Final Activity Report Summary - TRIASDIVERSITY (Patterns and processes of species diversification after mass extinctions: A case study on Triassic Pectinoidea (Mollusca, Bivalvia))

Understanding how life diversified in the geological past is a key to predict future changes in biosphere. In order to reveal general insight into the controls of global biodiversification, we reconstructed global species diversification of pectinoid bivalves ('scallops') during the Triassic period (250-200 million years before present), which followed the greatest mass extinction event in Earth's history.

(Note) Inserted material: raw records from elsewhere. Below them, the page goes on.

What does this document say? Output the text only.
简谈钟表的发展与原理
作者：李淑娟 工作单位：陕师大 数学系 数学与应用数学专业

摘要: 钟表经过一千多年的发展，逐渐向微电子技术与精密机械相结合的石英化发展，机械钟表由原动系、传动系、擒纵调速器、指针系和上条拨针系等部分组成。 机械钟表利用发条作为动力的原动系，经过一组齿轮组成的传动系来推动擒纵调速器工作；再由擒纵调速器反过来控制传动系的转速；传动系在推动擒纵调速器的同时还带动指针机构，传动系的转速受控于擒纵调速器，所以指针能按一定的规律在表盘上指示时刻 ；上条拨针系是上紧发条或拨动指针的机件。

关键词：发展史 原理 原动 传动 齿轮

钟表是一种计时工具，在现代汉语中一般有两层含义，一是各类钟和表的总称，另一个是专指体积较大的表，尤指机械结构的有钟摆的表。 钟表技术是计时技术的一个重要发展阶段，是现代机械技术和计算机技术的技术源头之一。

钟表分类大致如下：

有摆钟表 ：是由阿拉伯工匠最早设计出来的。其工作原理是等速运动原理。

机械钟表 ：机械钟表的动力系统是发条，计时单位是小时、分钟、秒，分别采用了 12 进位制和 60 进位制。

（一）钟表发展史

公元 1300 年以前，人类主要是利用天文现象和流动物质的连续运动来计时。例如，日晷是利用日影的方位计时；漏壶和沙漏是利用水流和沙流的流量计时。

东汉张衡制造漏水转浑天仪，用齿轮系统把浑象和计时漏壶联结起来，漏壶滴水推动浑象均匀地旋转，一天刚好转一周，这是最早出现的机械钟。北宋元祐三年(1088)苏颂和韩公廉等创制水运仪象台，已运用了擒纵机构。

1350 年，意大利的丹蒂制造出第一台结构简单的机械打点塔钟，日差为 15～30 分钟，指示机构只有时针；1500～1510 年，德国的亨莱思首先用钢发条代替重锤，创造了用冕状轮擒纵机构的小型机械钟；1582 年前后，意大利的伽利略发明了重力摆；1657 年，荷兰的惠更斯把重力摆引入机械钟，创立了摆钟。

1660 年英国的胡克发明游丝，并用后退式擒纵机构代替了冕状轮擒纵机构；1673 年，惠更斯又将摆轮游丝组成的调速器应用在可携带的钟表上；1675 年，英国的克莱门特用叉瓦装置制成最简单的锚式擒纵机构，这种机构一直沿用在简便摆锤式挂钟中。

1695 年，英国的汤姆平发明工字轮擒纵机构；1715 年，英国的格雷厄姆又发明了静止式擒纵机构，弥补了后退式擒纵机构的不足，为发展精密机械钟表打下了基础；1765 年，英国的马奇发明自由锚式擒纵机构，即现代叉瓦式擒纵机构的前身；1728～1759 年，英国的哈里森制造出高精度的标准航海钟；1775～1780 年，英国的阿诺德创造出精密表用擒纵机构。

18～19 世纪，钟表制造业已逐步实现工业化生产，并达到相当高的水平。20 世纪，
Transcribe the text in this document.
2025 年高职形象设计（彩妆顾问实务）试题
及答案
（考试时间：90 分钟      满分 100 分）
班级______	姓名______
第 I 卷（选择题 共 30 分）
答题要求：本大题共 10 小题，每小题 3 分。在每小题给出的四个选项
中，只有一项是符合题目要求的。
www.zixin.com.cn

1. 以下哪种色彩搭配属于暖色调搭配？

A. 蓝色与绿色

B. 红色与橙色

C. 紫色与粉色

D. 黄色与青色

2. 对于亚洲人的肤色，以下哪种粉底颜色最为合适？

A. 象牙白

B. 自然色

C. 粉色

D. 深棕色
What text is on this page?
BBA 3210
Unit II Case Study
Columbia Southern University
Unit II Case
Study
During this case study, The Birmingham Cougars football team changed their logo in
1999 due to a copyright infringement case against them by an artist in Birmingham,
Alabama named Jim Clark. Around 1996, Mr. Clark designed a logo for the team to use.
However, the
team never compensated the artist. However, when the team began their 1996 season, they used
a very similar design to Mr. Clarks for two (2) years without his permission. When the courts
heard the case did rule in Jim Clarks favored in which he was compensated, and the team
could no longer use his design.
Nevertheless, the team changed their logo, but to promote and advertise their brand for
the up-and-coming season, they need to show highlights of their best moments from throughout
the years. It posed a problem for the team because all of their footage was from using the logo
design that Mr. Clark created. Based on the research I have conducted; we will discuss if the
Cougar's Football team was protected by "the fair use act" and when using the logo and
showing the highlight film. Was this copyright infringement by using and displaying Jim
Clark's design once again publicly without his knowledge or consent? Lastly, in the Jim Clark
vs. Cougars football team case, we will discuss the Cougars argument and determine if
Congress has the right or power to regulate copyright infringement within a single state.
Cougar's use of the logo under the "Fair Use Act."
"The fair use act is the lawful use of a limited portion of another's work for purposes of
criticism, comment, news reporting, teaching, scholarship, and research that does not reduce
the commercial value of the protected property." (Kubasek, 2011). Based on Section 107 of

We found that the number of pectinoid species increased exponentially during the initial 35 million years after the extinction event, which suggests that global diversity was not damped by competition for a considerable period of geological time. Rather, the exponential diversity increase supports a prediction of so-called expansion models of biodiversification, which emphasise the positive role of biotic interaction on the number of niches and hence the number of species that an ecosystem carries. However, the number of pectinoid species within habitats (alpha diversity) showed a much shorter increase (ca. 6 million years) and then remained more or less constant until the end of the period. This is a prediction of equilibrium models of biodiversification, which postulate the prevalence of competition in the biotic interaction between organisms, posing limits on carrying capacity of ecosystems.

The contrasting pattern of global and alpha diversity in the Triassic expansion of pectinoid bivalves suggests that equilibrium models of biodiversification might explain diversity patterns at the level of local ecosystems but can probably not be projected to the global scale. Here, differentiation between habitats (beta diversity) and biogeographical regions (gamma diversity) plays a key role, on which competition between groups with similar ecological demands has little effect. Towards the end of the Triassic period, the number of known pectinoid species declined, which probably reflects the combined effect of a poorer fossil record and worsening environmental conditions that finally culminated in the end-Triassic mass extinction event.